Não sei se é devido à contenção da criminalidade ou se é falta de interesse mesmo, mas sentar em locais públicos em São Paulo é quase impossível. Não há bancos. Se há, são raros. Tudo bem que as calçadas estão sob a jurisdição dos moradores, mas o fato de não haver bancos ao longo de passeios públicos revela que o pedestre não tem vez. Você pode jogar sua garrafinha d’água nas lixeiras públicas, mas não tem onde sentar-se para bebê-la. Tenho o costume de dar uma caminhada pelo bairro com meu pequeno, mas sempre tenho que levar algum trocado para, caso queira sentar, comprar algo em algum café e, assim, ter o direito a um banco. Banheiro e fraldário públicos, nem pensar.

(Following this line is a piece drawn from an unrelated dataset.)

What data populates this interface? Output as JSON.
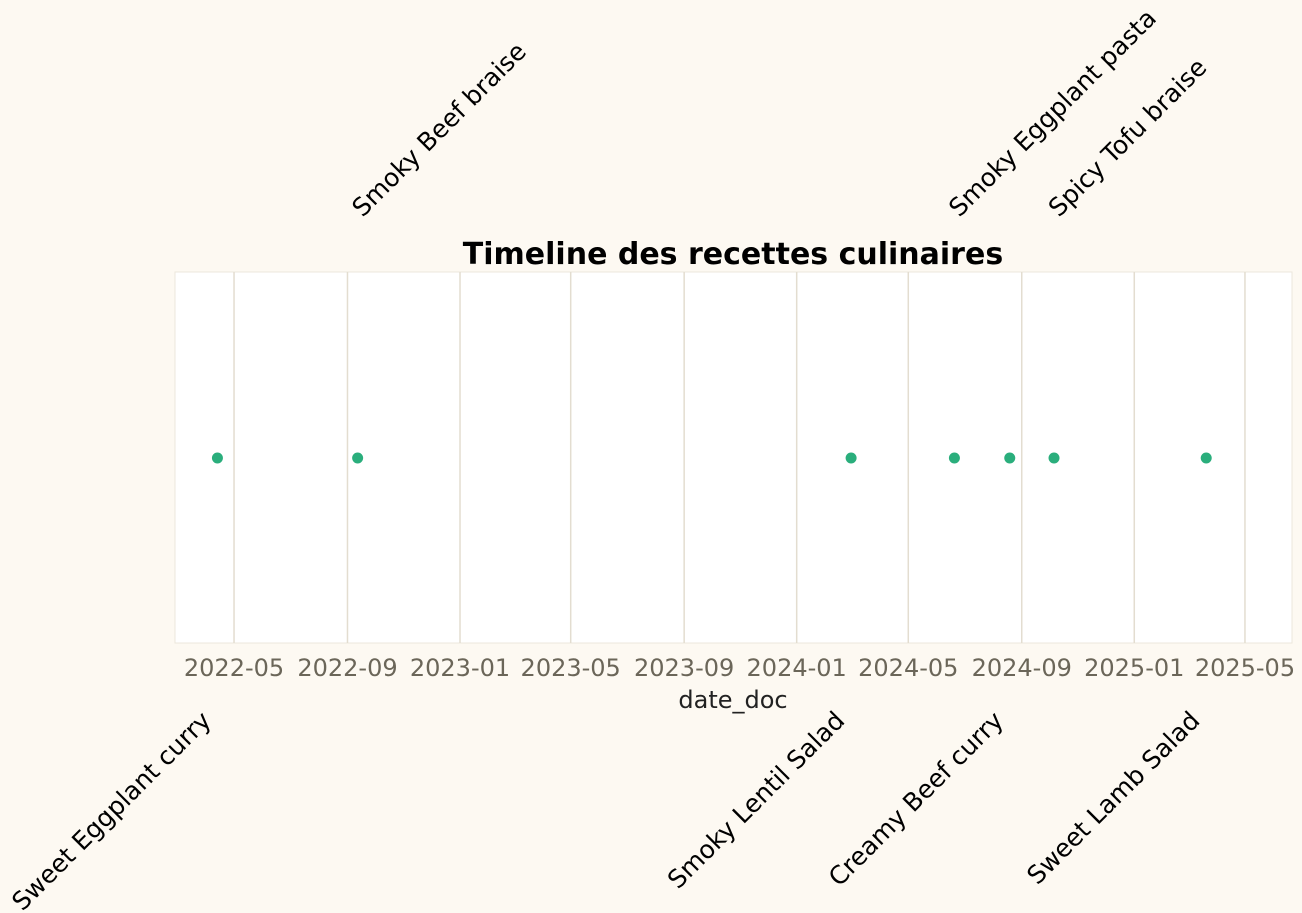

Passear ao ar livre e parar para um lanchinho caseiro ou simplesmente para ver a vida passar, só se for no parque. Nossa espontaneidade ficou limitada, e nossas caminhadas também. Os códigos sociais inscritos nas formas materiais, ou na ausência dessas formas, acabam por excluir quem se aventura a sair de casa sem carro ou sem dinheiro. Se William Whyte está certo ao afirmar que a qualidade de qualquer ambiente urbano pode ser medida, em primeiro lugar, pelo fato de haver ou não lugares convenientes e confortáveis para os pedestres sentarem, temos um problema. Não é novidade que estamos vivendo em uma sociedade motorizada, e isso tem impacto direto na nossa maneira de sentir e avaliar o mundo em que vivemos. Sim, porque nossa visão de mundo depende do que vivenciamos durante as 24 horas do dia.
Voltando aos bancos de abrigos de ônibus: são 4 novos modelos a serem instalados pela capital. Testei o modelo Caos Estruturado (os demais chamam-se High-Tech, Minimalista e Brutalista). Experimentei sentar e deitar no banco de um deles nas imediações do parque Ibirapuera. Tenho sorte de não necessitá-lo como cama, mas achei-o mais confortável do que os que compõem os abrigos londrinos. Apesar de meu teste ter sido feito em um entardecer ameno de abril, creio se tratar de um abrigo que não abriga: nem da chuva, nem do sol, nem do vento… Mas talvez sirva para acomodar mãe e filho em um eventual lanchinho da tarde. Fazer o quê… quem não tem cão, caça com gato. Com certeza o novo abrigo é símbolo do progresso. Se o banco é bum proof? Faz o teste e me conta.